When 60-year-old Hiromitsu Shinkawa found himself clinging to to the roof of his home, bobbing ten miles from shore in the open Pacific, where he had been swept by the tsunami following Friday's earthquake, he had every reason to expect that his fate, after 48 hours adrift, was probably sealed. So when sailors on a passing Japanese ship spotted Shinkawa, sent about a dozen rescuers to scoop him up, then wrapped him in a heavy yellow blanket and whisked him onto a nearby destroyer, where he was declared to be in good condition, the incident probably looked to many weary Japanese like a small miracle amid a much greater disaster.

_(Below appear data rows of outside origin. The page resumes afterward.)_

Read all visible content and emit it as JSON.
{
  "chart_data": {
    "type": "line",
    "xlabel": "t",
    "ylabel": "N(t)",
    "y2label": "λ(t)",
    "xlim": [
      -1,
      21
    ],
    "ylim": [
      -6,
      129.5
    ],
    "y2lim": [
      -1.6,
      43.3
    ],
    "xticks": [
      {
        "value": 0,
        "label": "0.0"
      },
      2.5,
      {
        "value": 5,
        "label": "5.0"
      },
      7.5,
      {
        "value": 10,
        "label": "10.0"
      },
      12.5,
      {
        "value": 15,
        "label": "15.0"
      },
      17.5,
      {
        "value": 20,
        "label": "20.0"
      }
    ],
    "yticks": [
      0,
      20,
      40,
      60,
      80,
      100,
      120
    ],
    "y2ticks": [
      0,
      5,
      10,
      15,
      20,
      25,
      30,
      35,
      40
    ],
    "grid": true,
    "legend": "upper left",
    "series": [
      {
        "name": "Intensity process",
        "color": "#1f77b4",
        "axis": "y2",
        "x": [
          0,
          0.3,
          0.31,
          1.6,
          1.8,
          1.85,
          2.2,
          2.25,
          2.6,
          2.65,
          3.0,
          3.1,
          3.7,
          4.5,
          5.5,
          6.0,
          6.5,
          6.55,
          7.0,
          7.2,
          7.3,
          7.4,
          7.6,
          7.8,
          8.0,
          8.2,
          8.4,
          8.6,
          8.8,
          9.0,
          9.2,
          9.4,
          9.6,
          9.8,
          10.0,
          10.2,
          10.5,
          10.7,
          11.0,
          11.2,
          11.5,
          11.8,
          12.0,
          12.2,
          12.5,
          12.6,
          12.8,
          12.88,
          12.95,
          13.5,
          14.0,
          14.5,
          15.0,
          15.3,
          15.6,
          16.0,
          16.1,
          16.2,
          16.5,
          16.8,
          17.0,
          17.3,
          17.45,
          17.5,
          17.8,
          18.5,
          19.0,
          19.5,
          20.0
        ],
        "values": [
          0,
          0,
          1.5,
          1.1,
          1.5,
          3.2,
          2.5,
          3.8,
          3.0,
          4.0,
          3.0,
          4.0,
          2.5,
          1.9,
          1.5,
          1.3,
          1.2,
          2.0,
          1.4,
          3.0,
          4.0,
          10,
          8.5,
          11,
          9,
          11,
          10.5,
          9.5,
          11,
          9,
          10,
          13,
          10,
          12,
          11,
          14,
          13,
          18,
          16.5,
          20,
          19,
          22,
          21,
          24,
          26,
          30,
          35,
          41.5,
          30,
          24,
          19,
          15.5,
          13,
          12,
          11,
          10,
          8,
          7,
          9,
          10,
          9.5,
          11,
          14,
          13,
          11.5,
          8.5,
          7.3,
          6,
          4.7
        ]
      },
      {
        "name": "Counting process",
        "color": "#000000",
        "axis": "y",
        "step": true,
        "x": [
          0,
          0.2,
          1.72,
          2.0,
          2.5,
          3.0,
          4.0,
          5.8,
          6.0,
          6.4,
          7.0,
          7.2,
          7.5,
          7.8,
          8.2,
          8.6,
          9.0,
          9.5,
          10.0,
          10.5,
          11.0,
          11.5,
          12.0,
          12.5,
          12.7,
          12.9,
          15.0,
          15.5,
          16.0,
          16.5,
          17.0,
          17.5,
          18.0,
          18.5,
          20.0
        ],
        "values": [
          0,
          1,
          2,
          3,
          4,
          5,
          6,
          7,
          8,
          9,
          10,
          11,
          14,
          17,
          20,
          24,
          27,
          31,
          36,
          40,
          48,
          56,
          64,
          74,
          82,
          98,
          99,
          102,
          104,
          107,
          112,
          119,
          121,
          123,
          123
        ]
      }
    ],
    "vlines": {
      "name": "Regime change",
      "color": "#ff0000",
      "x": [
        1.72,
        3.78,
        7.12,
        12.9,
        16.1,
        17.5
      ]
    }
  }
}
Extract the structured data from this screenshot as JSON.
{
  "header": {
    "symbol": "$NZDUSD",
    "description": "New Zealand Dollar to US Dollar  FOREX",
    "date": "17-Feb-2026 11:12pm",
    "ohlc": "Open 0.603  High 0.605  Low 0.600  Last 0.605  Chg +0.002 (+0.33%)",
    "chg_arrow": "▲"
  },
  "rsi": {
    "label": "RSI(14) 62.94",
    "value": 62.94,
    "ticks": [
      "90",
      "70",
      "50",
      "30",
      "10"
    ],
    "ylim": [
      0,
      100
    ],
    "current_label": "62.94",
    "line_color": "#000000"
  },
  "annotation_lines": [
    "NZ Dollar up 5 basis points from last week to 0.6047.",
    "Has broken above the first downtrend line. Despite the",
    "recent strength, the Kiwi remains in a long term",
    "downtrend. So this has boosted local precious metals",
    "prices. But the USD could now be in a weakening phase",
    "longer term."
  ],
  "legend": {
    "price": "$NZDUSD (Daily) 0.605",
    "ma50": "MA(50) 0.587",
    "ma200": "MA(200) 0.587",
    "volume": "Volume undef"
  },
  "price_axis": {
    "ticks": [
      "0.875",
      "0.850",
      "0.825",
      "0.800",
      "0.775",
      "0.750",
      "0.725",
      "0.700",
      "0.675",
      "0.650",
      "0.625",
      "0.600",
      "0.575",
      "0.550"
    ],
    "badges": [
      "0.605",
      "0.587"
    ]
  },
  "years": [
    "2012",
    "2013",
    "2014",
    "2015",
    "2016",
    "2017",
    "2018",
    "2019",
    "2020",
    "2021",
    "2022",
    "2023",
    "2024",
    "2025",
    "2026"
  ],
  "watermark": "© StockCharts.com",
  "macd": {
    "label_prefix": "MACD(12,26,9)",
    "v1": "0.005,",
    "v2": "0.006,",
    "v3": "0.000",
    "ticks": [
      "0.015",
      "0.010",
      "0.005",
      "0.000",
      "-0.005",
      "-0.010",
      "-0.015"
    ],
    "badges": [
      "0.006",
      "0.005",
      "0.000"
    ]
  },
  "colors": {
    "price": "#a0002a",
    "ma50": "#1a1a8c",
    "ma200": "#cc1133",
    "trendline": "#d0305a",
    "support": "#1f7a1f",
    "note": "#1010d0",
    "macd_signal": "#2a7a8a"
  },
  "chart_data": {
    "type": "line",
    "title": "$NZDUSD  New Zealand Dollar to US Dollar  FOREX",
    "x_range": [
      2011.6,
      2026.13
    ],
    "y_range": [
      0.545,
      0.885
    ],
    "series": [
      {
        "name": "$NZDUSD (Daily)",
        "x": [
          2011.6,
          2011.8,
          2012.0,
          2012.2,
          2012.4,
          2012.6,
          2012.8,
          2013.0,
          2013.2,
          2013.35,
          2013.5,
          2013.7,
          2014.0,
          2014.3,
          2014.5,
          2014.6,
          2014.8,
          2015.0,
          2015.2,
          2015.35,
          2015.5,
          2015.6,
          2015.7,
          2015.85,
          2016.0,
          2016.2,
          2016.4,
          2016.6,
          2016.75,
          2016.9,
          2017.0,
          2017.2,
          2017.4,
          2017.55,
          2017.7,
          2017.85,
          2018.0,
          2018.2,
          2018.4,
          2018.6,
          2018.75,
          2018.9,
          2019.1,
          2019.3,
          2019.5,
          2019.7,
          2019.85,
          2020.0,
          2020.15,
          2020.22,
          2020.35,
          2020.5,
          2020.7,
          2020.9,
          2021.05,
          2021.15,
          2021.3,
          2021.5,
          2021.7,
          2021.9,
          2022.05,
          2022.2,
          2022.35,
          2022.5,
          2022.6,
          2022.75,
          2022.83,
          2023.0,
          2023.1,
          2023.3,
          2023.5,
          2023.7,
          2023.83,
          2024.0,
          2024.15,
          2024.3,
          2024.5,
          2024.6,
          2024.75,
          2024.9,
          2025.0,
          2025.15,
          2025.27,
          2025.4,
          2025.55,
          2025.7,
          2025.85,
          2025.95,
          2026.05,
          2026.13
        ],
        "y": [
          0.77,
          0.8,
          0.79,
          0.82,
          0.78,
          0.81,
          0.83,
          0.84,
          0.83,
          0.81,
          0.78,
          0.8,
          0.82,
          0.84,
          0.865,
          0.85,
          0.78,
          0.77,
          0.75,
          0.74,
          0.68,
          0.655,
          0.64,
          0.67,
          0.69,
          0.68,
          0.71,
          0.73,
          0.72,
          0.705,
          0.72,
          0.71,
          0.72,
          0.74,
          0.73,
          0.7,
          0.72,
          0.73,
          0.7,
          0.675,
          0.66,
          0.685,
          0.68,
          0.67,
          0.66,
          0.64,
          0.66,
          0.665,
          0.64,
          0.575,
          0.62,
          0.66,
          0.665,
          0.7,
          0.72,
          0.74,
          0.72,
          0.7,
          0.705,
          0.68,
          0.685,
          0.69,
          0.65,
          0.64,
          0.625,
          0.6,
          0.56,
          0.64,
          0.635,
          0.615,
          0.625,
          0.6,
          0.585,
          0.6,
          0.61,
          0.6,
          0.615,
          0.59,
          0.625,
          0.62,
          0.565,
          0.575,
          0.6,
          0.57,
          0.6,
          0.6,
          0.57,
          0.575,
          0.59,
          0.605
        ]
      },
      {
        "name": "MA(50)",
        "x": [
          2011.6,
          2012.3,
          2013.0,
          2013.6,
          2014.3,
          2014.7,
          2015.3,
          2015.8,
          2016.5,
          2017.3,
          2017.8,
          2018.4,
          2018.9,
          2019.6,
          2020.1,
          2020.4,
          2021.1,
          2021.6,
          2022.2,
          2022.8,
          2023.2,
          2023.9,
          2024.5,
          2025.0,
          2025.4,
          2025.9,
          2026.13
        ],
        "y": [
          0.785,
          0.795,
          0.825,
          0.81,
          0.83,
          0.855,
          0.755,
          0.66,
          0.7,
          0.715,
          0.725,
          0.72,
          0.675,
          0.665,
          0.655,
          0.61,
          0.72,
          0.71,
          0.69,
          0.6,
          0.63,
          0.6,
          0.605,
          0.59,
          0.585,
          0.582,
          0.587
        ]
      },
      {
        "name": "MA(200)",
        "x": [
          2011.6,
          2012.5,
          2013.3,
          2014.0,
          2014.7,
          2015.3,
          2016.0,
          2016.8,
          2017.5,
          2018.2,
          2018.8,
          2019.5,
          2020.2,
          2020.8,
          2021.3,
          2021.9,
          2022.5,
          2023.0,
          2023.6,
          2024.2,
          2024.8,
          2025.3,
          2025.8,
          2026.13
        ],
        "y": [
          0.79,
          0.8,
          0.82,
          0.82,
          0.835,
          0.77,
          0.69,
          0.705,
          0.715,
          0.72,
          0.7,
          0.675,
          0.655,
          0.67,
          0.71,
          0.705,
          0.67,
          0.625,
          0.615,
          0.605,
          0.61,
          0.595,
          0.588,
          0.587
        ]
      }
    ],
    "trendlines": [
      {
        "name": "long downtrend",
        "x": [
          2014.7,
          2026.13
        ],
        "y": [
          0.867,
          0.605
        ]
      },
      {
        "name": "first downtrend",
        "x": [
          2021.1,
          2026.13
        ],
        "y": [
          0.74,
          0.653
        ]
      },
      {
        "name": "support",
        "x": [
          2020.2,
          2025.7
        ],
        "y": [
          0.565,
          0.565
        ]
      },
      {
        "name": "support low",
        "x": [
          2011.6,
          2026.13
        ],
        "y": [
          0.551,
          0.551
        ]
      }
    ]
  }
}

Shinkawa, though certainly lucky, owes his life to more than just chance. Japanese naval ships had been crisscrossing the waters off of the country's northeast coast since the earthquake struck, ferrying supplies and workers as part of what has quickly become one of the largest such disaster response efforts on record. Over half a million people have been evacuated. Japan has deployed 100,000 troops, 190 planes, 45 boats, 120,000 blankets, and 110,000 liters of gasoline; they are aided by missions from South Korea, Australia, New Zealand, Germany, Singapore, Mexico, and the U.S., which is drawing upon its massive military presence in Japan, including two aircraft carrier groups, each staffed with several thousand people. The rapidly growing number of search and rescue dogs shipped in from outside Japan is difficult to track, but they so far represent at least 10 different countries, including Singapore, which sent five dogs, and a Swiss contingent of collies that are described as "highly trained."